J TOMILSON AND JANINE HILL
“Nobody wakes up one morning and says I want to be a collector,” says Tom Hill, 69, the billionaire vice-chairman of Blackstone Group. He and his wife Janine started buying art to decorate the walls of their first New York apartment in 1980, acquiring some still-life oils by 19th century Danish painter Johan Laurentz Jensen. “It’s not like anybody has a pre-conceived idea of an endgame. Collecting is an iterative process.”
For the Hills, the next iteration was Italian renaissance and baroque bronzes, followed in the 1990s by pop-art superstar Warhol.
“Back then, Warhol was literally in the [dumps] from the market’s point of view, so I bought a hand-painted Campbell’s soup can for like $400,000,” Hill says. In 2010, a similar-sized soup can painting sold for $9 million at auction. From there they moved on to Willem de Kooning, Francis Bacon and Christopher Wool, whose works he still buys, despite the now stratospheric prices. (In 2014, a work by Wool sold at auction for $26.4 million, an appreciation of roughly 350,000 per cent in 25 years.)
You don’t have to start with millions
While buying a $20 million Picasso may not be the best way to start building a collection, Edie Hu, art advisory specialist for Citi Private Bank in Hong Kong, says you shouldn’t go too low.

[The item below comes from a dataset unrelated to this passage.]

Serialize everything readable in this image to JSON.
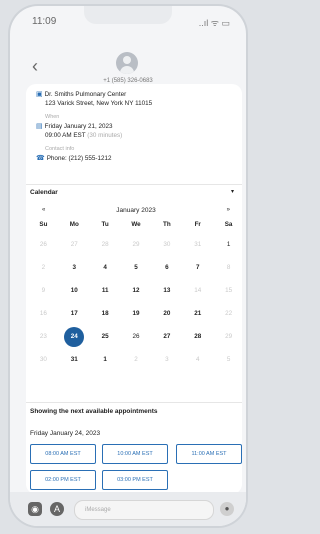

“You can buy stuff for $1,000 but most likely it is not going to appreciate much,” says Hu. “$20,000 in an established gallery is a good starting place. An artist who is signed on and has a reputation.”
Most of all, building a successful collection is a long term ambition as you gain knowledge and experience. Just like other investments, there will be losses as well as gains. Many contemporary artists will enjoy manic appreciation in value, while some, on a bad patch, will see their work’s value plummet.